We apply STL decomposition to analyze Trend, Seasonality, and Remainder.

# Apply STL Decomposition
decomp_models <- multi_ts |>
  model(STL(value ~ season(window = "periodic")))

# Visualize components for HOUST
components(decomp_models) |>
  filter(Series == "HOUST") |>
  autoplot() +
  labs(title = "STL Decomposition: Housing Starts (HOUST)")

# Visualize components for UNRATE
components(decomp_models) |>
  filter(Series == "UNRATE") |>
  autoplot() +
  labs(title = "STL Decomposition: Unemployment Rate (UNRATE)")

# Visualize components for INDPRO
components(decomp_models) |>
  filter(Series == "INDPRO") |>
  autoplot() +
  labs(title = "STL Decomposition: Industrial Production (INDPRO)")

Trend:
- INDPRO: The decomposition reveals a clear, smooth upward trend over the decades, interrupted only by brief dips during economic recessions (e.g., 2008, 2020).
- HOUST: The trend is not linear. It shows a dramatic “boom and bust” cycle, specifically the massive structural collapse around 2008 (the Subprime Mortgage Crisis) and a slow recovery afterward.
- UNRATE: The trend shows cyclical behavior (counter-cyclical to the economy) rather than a straight line. There is a massive, sharp spike in 2020 due to the COVID-19 pandemic.
Seasonality:
- All three series exhibit distinct, repetitive wave-like patterns in the season_year row.

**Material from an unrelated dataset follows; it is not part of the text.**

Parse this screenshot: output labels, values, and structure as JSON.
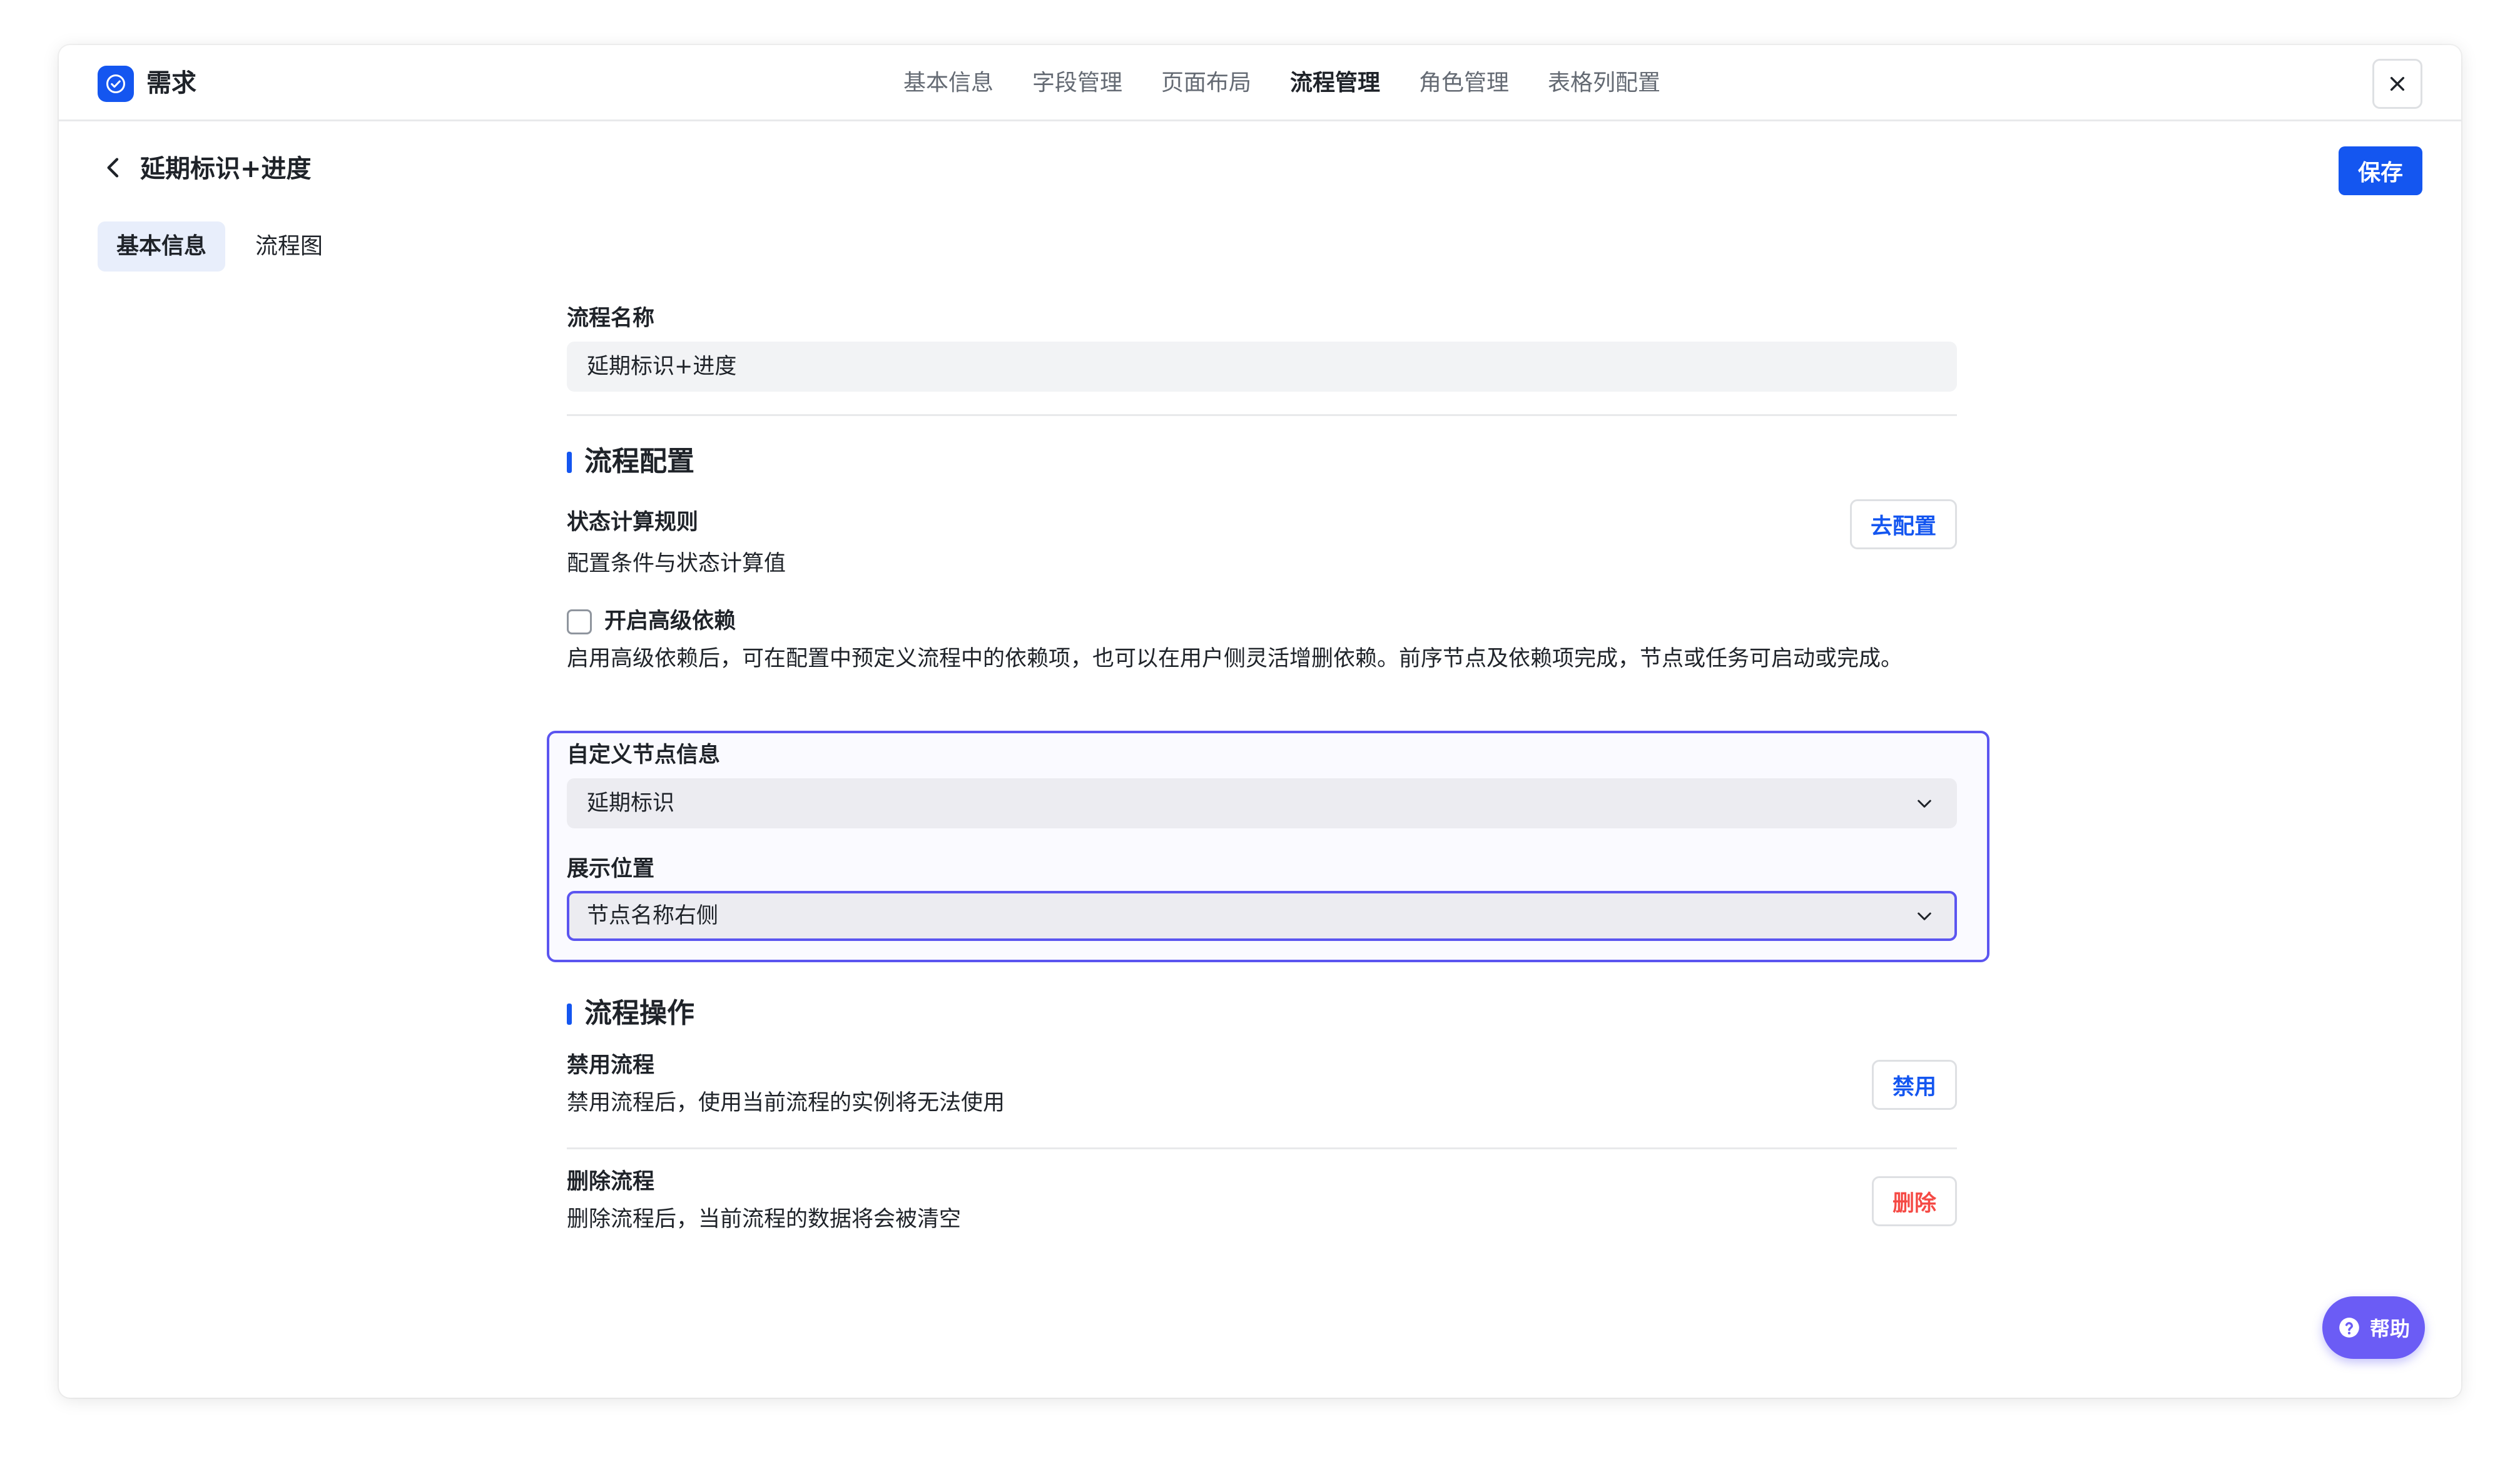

HOUST: The seasonal variation is very strong and consistent (peaks in warmer months, drops in winter), which is typical for construction data.
INDPRO & UNRATE: Also show clear annual seasonality, confirming that monthly economic data is almost always affected by the time of year.

Remainder:
- The graphs explicitly show that the mean is changing over time (due to the Trends) and there are periodic patterns (Seasonality).
- Therefore, the decomposition visually confirms that the raw data for all three series is non-stationary. To model this data, we must remove these components (e.g., via differencing or seasonal adjustment).